A convergent lens with a focal length of f=10cm is cut into two halves that are then moved apart to a distance of d=0.5 mm (a double lens). Find the fringe width on screen at a distance of 60 cm behind the lens if a point sources of monochromatic light `(lambda=5000Å)` is placed in front of the lens at a distance of a = 15cm from it.
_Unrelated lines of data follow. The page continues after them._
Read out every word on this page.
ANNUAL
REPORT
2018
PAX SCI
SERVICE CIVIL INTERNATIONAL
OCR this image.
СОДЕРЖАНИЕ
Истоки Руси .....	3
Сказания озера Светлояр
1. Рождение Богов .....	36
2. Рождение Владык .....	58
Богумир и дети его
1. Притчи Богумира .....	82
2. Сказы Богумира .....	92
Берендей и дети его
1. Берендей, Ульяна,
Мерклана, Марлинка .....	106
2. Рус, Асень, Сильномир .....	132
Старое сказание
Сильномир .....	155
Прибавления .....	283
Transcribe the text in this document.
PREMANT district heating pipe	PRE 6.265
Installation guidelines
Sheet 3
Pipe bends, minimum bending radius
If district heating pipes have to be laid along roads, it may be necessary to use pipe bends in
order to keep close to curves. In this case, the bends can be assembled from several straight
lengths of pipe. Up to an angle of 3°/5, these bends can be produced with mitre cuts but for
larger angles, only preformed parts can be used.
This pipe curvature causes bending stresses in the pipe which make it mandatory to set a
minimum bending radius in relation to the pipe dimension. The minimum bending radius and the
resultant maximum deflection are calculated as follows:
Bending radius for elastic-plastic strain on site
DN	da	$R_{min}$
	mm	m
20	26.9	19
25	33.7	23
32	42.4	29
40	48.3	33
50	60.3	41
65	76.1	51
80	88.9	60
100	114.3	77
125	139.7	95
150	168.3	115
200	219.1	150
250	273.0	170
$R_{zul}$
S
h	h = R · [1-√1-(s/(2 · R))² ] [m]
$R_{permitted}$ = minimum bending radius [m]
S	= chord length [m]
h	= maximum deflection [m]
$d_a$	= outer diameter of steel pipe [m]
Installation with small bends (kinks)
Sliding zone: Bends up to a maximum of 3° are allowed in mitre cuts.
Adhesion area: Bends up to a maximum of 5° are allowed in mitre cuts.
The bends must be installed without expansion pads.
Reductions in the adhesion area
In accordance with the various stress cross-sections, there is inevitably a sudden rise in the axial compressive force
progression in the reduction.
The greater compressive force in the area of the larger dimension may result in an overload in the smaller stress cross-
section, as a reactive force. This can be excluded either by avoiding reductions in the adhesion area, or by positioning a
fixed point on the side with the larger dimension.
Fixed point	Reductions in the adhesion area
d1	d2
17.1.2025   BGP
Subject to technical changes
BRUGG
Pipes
To solve the problem step by step, we will follow the outlined procedure in the video transcript and add necessary calculations. ### Step 1: Understand the Setup We have a convergent lens with a focal length \( f = 10 \, \text{cm} \) that is cut into two halves and separated by a distance \( d = 0.5 \, \text{mm} = 0.05 \, \text{cm} \). A point source of monochromatic light with a wavelength \( \lambda = 5000 \, \text{Å} = 5000 \times 10^{-10} \, \text{m} = 5 \times 10^{-7} \, \text{m} \) is placed at a distance \( a = 15 \, \text{cm} \) from the lens. We need to find the fringe width on a screen located \( D = 60 \, \text{cm} \) behind the lens. ### Step 2: Find the Image Distance \( v \) Using the lens formula: \[ \frac{1}{v} - \frac{1}{u} = \frac{1}{f} \] where \( u = -15 \, \text{cm} \) (negative because the object is on the same side as the incoming light). Substituting the values: \[ \frac{1}{v} - \frac{1}{-15} = \frac{1}{10} \] This simplifies to: \[ \frac{1}{v} + \frac{1}{15} = \frac{1}{10} \] Now, finding a common denominator (which is 30): \[ \frac{2}{30} + \frac{2}{30} = \frac{3}{30} \] Thus: \[ \frac{1}{v} = \frac{3}{30} - \frac{2}{30} = \frac{1}{30} \] So: \[ v = 30 \, \text{cm} \] ### Step 3: Calculate the Effective Distance Between the Lens Halves The distance between the two halves of the lens is \( d = 0.05 \, \text{cm} \). Since the lens is cut into two halves, the distance between the two effective sources (the two halves of the lens) is \( d = 0.05 \, \text{cm} \). ### Step 4: Calculate the Total Distance to the Screen The distance from the lens to the screen is given as \( D = 60 \, \text{cm} \). The distance from the image formed to the screen is: \[ D' = D - v = 60 \, \text{cm} - 30 \, \text{cm} = 30 \, \text{cm} \] ### Step 5: Calculate the Fringe Width The formula for fringe width \( w \) is given by: \[ w = \frac{\lambda D'}{d} \] Substituting the values: \[ w = \frac{5 \times 10^{-7} \, \text{m} \times 30 \times 10^{-2} \, \text{m}}{0.05 \times 10^{-2} \, \text{m}} \] Calculating this: \[ w = \frac{5 \times 10^{-7} \times 30 \times 10^{-2}}{0.05 \times 10^{-2}} = \frac{5 \times 30}{0.05} \times 10^{-7} = \frac{150}{0.05} \times 10^{-7} = 3000 \times 10^{-7} = 3 \times 10^{-4} \, \text{m} = 0.3 \, \text{mm} \] ### Final Answer The fringe width on the screen is \( 0.3 \, \text{mm} \).